Plot interpretation

Now we will get away from the ends and think about what is in the middle of signals. Figure 7 shows even functions in both time and frequency domains. This figure was computed with the matrix equations (3) and (4). Displaying both the left and right halves of each function wastes half the paper; equivalently, for a fixed amount of paper, it wastes half the resolution. Typically, only the left half of each function is displayed. Accepting this form of display, we receive a bonus: each figure can be interpreted in two more ways.

 

Since imaginary parts are not shown, they are arbitrary. If you see only half of an axis, you cannot tell whether the function is even or odd or neither. A frequently occurring function is the ``causal'' function, i.e., the function that vanishes for t<0. Its even part cancels its odd part on t<0. The ro transforms to an IO, which, being imaginary, is not shown.

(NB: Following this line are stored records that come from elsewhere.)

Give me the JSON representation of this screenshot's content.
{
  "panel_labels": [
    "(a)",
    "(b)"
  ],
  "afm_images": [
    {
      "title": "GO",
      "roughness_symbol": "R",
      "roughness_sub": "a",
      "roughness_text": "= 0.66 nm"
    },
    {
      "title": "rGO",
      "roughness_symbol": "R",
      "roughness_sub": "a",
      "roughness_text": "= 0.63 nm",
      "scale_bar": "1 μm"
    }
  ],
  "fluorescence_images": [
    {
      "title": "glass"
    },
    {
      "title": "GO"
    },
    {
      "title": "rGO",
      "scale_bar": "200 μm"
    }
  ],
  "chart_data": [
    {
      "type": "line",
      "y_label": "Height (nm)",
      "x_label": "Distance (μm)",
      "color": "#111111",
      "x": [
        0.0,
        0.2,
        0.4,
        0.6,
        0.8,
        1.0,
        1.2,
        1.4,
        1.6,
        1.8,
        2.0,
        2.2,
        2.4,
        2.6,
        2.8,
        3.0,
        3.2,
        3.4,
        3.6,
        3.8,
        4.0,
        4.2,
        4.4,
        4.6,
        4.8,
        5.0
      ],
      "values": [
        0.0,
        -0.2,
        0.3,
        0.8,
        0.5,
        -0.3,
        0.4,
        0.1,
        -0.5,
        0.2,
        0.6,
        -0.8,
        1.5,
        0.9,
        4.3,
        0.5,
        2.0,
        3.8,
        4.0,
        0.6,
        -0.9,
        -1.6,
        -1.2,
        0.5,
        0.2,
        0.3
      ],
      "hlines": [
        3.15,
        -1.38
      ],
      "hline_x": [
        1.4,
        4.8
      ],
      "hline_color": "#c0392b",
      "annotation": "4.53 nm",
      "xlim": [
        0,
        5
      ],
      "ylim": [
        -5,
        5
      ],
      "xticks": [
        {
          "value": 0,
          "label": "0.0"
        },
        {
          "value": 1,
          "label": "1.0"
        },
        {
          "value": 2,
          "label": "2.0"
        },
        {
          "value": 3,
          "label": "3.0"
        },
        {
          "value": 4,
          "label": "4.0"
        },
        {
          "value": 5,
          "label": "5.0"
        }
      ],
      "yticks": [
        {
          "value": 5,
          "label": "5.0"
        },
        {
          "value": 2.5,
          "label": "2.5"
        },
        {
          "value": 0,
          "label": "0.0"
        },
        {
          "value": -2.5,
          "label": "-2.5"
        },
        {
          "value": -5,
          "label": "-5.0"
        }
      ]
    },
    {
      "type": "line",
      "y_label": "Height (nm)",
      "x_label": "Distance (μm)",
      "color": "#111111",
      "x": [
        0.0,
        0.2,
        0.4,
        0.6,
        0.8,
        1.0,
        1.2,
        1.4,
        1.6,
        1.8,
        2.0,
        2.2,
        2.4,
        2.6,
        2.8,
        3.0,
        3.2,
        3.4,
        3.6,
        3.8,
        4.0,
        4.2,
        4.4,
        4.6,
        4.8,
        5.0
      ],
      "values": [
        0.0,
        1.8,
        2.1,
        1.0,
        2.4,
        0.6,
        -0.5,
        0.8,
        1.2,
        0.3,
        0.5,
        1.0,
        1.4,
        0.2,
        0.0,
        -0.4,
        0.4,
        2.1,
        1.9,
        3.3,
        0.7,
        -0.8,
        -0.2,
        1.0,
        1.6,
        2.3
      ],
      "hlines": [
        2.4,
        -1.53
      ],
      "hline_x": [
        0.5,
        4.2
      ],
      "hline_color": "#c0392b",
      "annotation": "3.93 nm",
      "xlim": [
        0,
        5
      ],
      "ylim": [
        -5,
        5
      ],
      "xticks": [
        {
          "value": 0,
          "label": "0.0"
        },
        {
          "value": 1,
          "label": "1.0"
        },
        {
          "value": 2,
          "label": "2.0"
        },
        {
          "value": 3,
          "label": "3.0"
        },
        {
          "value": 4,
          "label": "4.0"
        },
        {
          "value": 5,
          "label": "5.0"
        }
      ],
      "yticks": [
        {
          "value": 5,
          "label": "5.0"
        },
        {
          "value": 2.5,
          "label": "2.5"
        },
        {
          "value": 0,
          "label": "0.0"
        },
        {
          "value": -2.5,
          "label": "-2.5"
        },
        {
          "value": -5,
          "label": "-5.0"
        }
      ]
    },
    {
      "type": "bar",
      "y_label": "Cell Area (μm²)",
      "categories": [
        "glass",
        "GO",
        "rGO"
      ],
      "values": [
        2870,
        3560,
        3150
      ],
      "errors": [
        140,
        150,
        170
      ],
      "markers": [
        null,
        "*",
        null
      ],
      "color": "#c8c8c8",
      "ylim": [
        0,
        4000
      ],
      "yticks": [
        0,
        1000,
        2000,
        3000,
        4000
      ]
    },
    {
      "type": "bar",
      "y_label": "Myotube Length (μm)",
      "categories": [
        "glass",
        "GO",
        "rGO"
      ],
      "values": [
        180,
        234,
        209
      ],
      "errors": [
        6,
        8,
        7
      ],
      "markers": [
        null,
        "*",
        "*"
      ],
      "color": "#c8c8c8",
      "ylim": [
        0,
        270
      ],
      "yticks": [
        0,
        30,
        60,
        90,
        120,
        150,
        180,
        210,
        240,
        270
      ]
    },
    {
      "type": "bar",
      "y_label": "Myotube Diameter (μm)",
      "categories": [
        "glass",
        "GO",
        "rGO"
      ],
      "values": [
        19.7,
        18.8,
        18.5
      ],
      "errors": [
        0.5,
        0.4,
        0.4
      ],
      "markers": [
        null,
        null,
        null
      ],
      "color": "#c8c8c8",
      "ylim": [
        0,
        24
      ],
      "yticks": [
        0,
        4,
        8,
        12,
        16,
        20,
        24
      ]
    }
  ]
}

The third interpretation of these displays is that the frequency function is one-sided, and the time signal is complex. Such signals are called ``analytic signals.'' For analytic signals, RE extinguishes RO at negative $\omega$,and the imaginary even part, ie, is not displayed.

In summary, plots that show only half the axes can be correctly interpreted in three ways:

 		left side 		 right side
		even$[\Re f(t)]$ even$[\Re F(\omega)]$		$\Re$ causal(t) $\Re F(\omega)$		$\Re f(t)$ $\Re$ OneSided$(\omega)$

How can we compute these invisible imaginary parts? Their computation is called ``Hilbert transform.'' Briefly, the Hilbert transform takes a cosinusoidal signal (like the real part of the FT of a delayed impulse, i.e., $\Re e^{i\omega t_0}$) and converts it to a sinusoidal signal of the same amplitude (like the imaginary part of a delayed impulse, $\Im e^{i\omega t_0}$).